Congregations in Mombasa's Bangladesh slums can now pay their tithe with Bangla-Pesa, the unit of credit which allows for payment of goods and services that is complimentary to national money.
Bangla-Pesa, which is only accepted within the slum, is a voucher that traders and service providers use in business. Unlike vouchers used for a particular good or service, Bangla-Pesa coupons are accepted for many transactions.
They represent a complementary currency andf are accepted as a means of exchange in the slum. Bangla-pesa operates alongside the official government issued currency.
William Ruddick who initiated the programme said several faith based organizations have now began accepting the currency to increase community services.
“The Legio Maria church in Bangladesh on Sunday took Bangla-Pesa as offerings,” he announced on the programme's official website, Koru Kenya.
He said churches act as a channel for community services when members of the Bangladesh Business Network use their Bangla-pesa for offering. He said the currency is expected to increase the amount the church collects on a weekly basis.
The amount will then be used to help feed community members suffering from HIV/Aids and as well as support other community activities.
He said the Legio Maria church supports hundreds of children through school and offers financial assistance to many residents who are languishing in abject poverty.
According to the BBN, the number of their member has increased tremendously since the relaunch of the currency in November.
“The trade of everything from produce and cooked foods to shoes and TV repairs are increasing as the community becomes more knit together into a barter network,” said Ruddick.
He said by accepting Bangla- pesa as offering, churches are allowing community to contribute through their goods and services rather than using the scarce national currency.

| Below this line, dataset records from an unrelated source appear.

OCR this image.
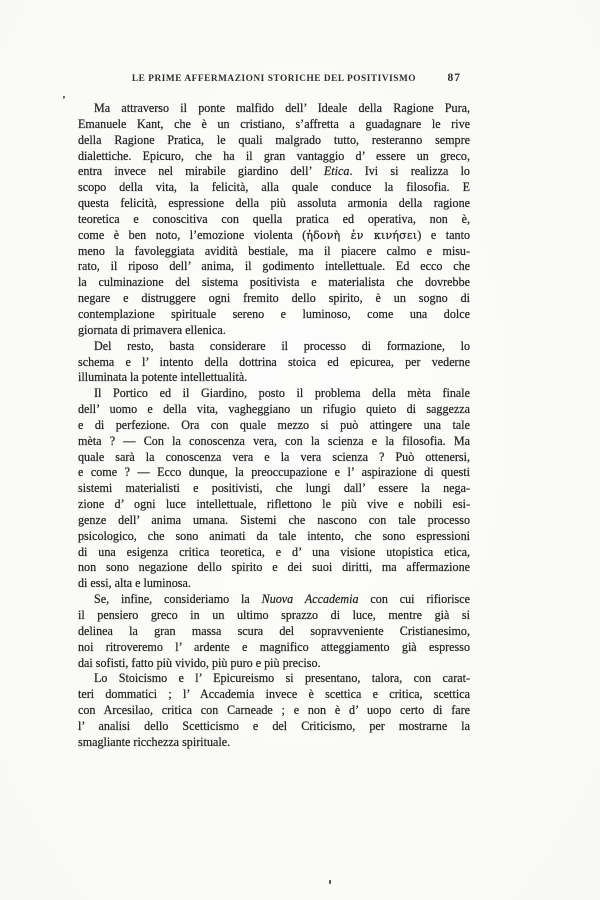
LE PRIME AFFERMAZIONI STORICHE DEL POSITIVISMO	87
’
Ma attraverso il ponte malfido dell’ Ideale della Ragione Pura,
Emanuele Kant, che è un cristiano, s’affretta a guadagnare le rive
della Ragione Pratica, le quali malgrado tutto, resteranno sempre
dialettiche. Epicuro, che ha il gran vantaggio d’ essere un greco,
entra invece nel mirabile giardino dell’ Etica. Ivi si realizza lo
scopo della vita, la felicità, alla quale conduce la filosofia. E
questa felicità, espressione della più assoluta armonia della ragione
teoretica e conoscitiva con quella pratica ed operativa, non è,
come è ben noto, l’emozione violenta (ἡδονὴ ἐν κινήσει) e tanto
meno la favoleggiata avidità bestiale, ma il piacere calmo e misu-
rato, il riposo dell’ anima, il godimento intellettuale. Ed ecco che
la culminazione del sistema positivista e materialista che dovrebbe
negare e distruggere ogni fremito dello spirito, è un sogno di
contemplazione spirituale sereno e luminoso, come una dolce
giornata di primavera ellenica.
Del resto, basta considerare il processo di formazione, lo
schema e l’ intento della dottrina stoica ed epicurea, per vederne
illuminata la potente intellettualità.
Il Portico ed il Giardino, posto il problema della mèta finale
dell’ uomo e della vita, vagheggiano un rifugio quieto di saggezza
e di perfezione. Ora con quale mezzo si può attingere una tale
mèta ? — Con la conoscenza vera, con la scienza e la filosofia. Ma
quale sarà la conoscenza vera e la vera scienza ? Può ottenersi,
e come ? — Ecco dunque, la preoccupazione e l’ aspirazione di questi
sistemi materialisti e positivisti, che lungi dall’ essere la nega-
zione d’ ogni luce intellettuale, riflettono le più vive e nobili esi-
genze dell’ anima umana. Sistemi che nascono con tale processo
psicologico, che sono animati da tale intento, che sono espressioni
di una esigenza critica teoretica, e d’ una visione utopistica etica,
non sono negazione dello spirito e dei suoi diritti, ma affermazione
di essi, alta e luminosa.
Se, infine, consideriamo la Nuova Accademia con cui rifiorisce
il pensiero greco in un ultimo sprazzo di luce, mentre già si
delinea la gran massa scura del sopravveniente Cristianesimo,
noi ritroveremo l’ ardente e magnifico atteggiamento già espresso
dai sofisti, fatto più vivido, più puro e più preciso.
Lo Stoicismo e l’ Epicureismo si presentano, talora, con carat-
teri dommatici ; l’ Accademia invece è scettica e critica, scettica
con Arcesilao, critica con Carneade ; e non è d’ uopo certo di fare
l’ analisi dello Scetticismo e del Criticismo, per mostrarne la
smagliante ricchezza spirituale.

He said needy community members then receive these offerings from the church and can then spend within the network.
Ruddick said the circular flow strengthens the local economy and provides a means for the community to help meet their own needs.

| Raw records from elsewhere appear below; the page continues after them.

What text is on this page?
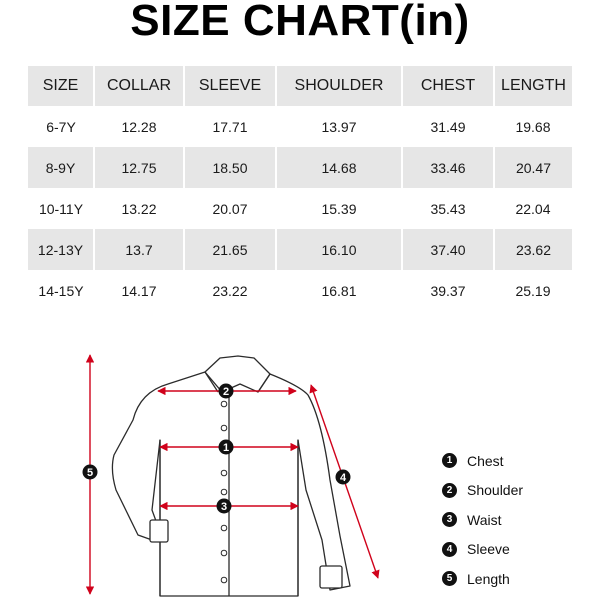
SIZE CHART(in)
SIZE	COLLAR	SLEEVE	SHOULDER	CHEST	LENGTH
6-7Y	12.28	17.71	13.97	31.49	19.68
8-9Y	12.75	18.50	14.68	33.46	20.47
10-11Y	13.22	20.07	15.39	35.43	22.04
12-13Y	13.7	21.65	16.10	37.40	23.62
14-15Y	14.17	23.22	16.81	39.37	25.19
1
2
3
4
5
1	Chest
2	Shoulder
3	Waist
4	Sleeve
5	Length
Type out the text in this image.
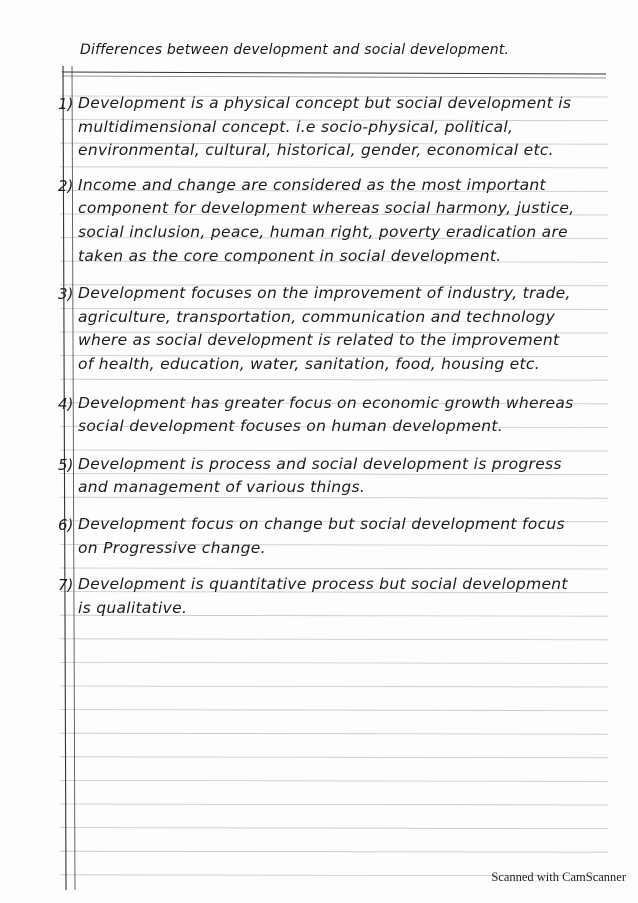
Differences between development and social development.
1) Development is a physical concept but social development is multidimensional concept. i.e socio-physical, political, environmental, cultural, historical, gender, economical etc.
2) Income and change are considered as the most important component for development whereas social harmony, justice, social inclusion, peace, human right, poverty eradication are taken as the core component in social development.
3) Development focuses on the improvement of industry, trade, agriculture, transportation, communication and technology where as social development is related to the improvement of health, education, water, sanitation, food, housing etc.
4) Development has greater focus on economic growth whereas social development focuses on human development.
5) Development is process and social development is progress and management of various things.
6) Development focus on change but social development focus on Progressive change.
7) Development is quantitative process but social development is qualitative.
Scanned with CamScanner
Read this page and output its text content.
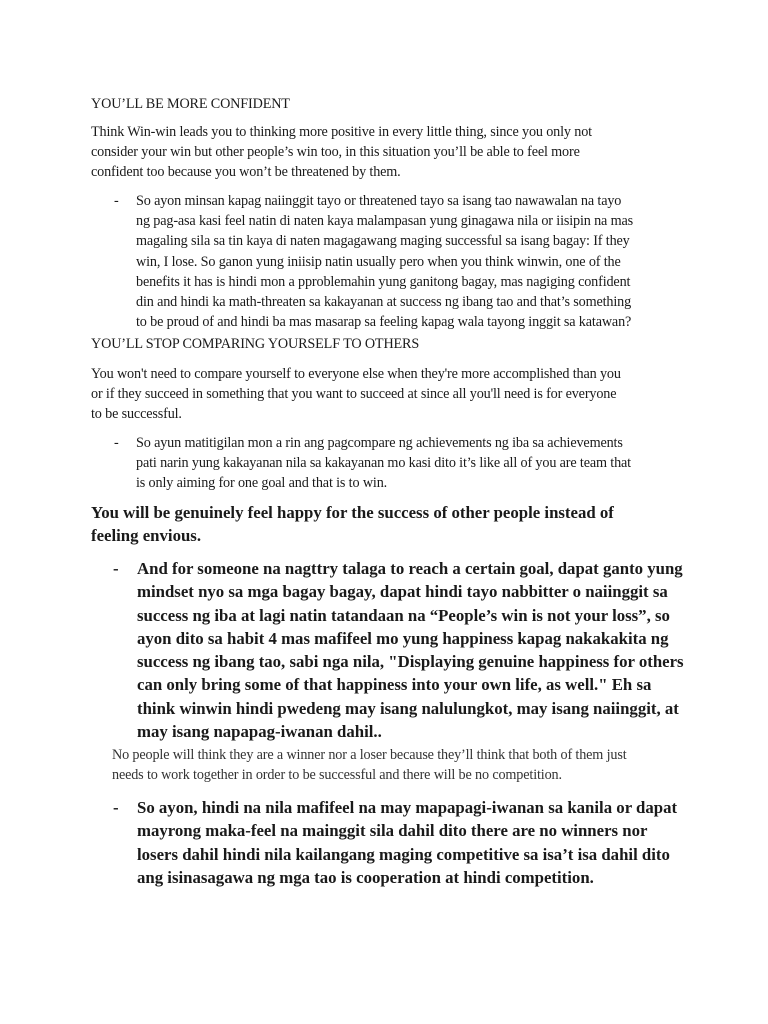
YOU’LL BE MORE CONFIDENT
Think Win-win leads you to thinking more positive in every little thing, since you only not
consider your win but other people’s win too, in this situation you’ll be able to feel more
confident too because you won’t be threatened by them.
- So ayon minsan kapag naiinggit tayo or threatened tayo sa isang tao nawawalan na tayo
ng pag-asa kasi feel natin di naten kaya malampasan yung ginagawa nila or iisipin na mas
magaling sila sa tin kaya di naten magagawang maging successful sa isang bagay: If they
win, I lose. So ganon yung iniisip natin usually pero when you think winwin, one of the
benefits it has is hindi mon a pproblemahin yung ganitong bagay, mas nagiging confident
din and hindi ka math-threaten sa kakayanan at success ng ibang tao and that’s something
to be proud of and hindi ba mas masarap sa feeling kapag wala tayong inggit sa katawan?
YOU’LL STOP COMPARING YOURSELF TO OTHERS
You won't need to compare yourself to everyone else when they're more accomplished than you
or if they succeed in something that you want to succeed at since all you'll need is for everyone
to be successful.
- So ayun matitigilan mon a rin ang pagcompare ng achievements ng iba sa achievements
pati narin yung kakayanan nila sa kakayanan mo kasi dito it’s like all of you are team that
is only aiming for one goal and that is to win.
You will be genuinely feel happy for the success of other people instead of
feeling envious.
- And for someone na nagttry talaga to reach a certain goal, dapat ganto yung
mindset nyo sa mga bagay bagay, dapat hindi tayo nabbitter o naiinggit sa
success ng iba at lagi natin tatandaan na “People’s win is not your loss”, so
ayon dito sa habit 4 mas mafifeel mo yung happiness kapag nakakakita ng
success ng ibang tao, sabi nga nila, "Displaying genuine happiness for others
can only bring some of that happiness into your own life, as well." Eh sa
think winwin hindi pwedeng may isang nalulungkot, may isang naiinggit, at
may isang napapag-iwanan dahil..
No people will think they are a winner nor a loser because they’ll think that both of them just
needs to work together in order to be successful and there will be no competition.
- So ayon, hindi na nila mafifeel na may mapapagi-iwanan sa kanila or dapat
mayrong maka-feel na mainggit sila dahil dito there are no winners nor
losers dahil hindi nila kailangang maging competitive sa isa’t isa dahil dito
ang isinasagawa ng mga tao is cooperation at hindi competition.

The currency had elicited a lot of public reaction in May when media went awash with news that the Bangladesh slum residents had invented their own currency. Some members of the network and Ruddick were arrested and arraigned in court for allegations of forgery of the Kenyan currency.
They were later acquitted on August 23, after the Director of Public Prosecution Keriako Tobiko reviewed the case files of the organizations and directed the court to drop the charges against them.
Ruddick said a month after their case was acquitted, the Central Bank of Kenya's currency department made contact with them to ask them for more information about the program.
Local leaders among them the area MP Badi Twalib and the Mombasa County government supported the initiative during the relaunch of the currency in November.